Recipe by Lorrie in Montreal
My own home recipe--yummy.
Top Review by godbreathed01
Hi Lorrie: This is the only way that DH will eat beets. I have been making beets this way for a long time. You and FT are right, the spice does add nice depth. I make it in small batches of about 2 cups at a time. They keep about 2-3 weeks There are only 2 of us in a small apt. No extra space. But this is so easy. I pressure cook the beets for about 10 mins, let cool and slip off the skins. I have a crinkle cutter but never thought to use it FT. Great idea.

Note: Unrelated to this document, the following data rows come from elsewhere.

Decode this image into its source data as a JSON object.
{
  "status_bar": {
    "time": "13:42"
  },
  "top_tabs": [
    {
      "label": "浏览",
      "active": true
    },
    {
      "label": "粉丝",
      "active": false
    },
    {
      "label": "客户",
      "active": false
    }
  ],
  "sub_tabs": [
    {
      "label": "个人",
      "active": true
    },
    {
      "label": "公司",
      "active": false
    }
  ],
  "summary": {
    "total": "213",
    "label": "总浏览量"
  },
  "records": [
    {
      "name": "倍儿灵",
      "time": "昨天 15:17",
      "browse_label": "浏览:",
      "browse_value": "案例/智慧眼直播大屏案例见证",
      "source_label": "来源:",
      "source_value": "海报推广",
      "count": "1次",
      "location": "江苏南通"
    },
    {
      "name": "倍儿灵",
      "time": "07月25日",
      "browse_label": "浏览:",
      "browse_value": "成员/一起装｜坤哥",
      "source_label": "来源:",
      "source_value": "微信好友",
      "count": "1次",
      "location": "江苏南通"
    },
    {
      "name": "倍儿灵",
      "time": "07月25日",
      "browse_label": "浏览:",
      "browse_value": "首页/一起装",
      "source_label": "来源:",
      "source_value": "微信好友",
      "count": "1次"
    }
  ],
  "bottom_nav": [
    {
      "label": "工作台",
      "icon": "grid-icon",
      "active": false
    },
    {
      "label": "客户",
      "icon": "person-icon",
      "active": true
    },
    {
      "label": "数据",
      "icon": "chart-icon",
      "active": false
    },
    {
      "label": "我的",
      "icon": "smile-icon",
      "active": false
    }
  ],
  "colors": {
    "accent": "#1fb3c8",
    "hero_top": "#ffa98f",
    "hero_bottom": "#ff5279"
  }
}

Thanks Judy in WA
- 16 cups beets, small
- 3 cups vinegar
- 2 cups water
- 2 1⁄2 cups sugar
- 2 teaspoons whole allspice
- 2 inches piece cinnamon sticks
- 1⁄2 teaspoon whole cloves
- 1 teaspoon salt
Directions See How It's Made
- Cook the beets until just tender.
- Slip off skins.
- Combine vinegar, water, sugar, spices and salt.
- Bring to a boil and simmer 15 minutes.
- Add the beets and simmer 5 minutes longer.
- Pack the beets into hot sterilized jars.
- Bring the syrup to a boil, then pour over beets.
- If not enough to cover add hot vinegar.
- Seal immediately.
- Allow to *pickle for 3 weeks before testing*.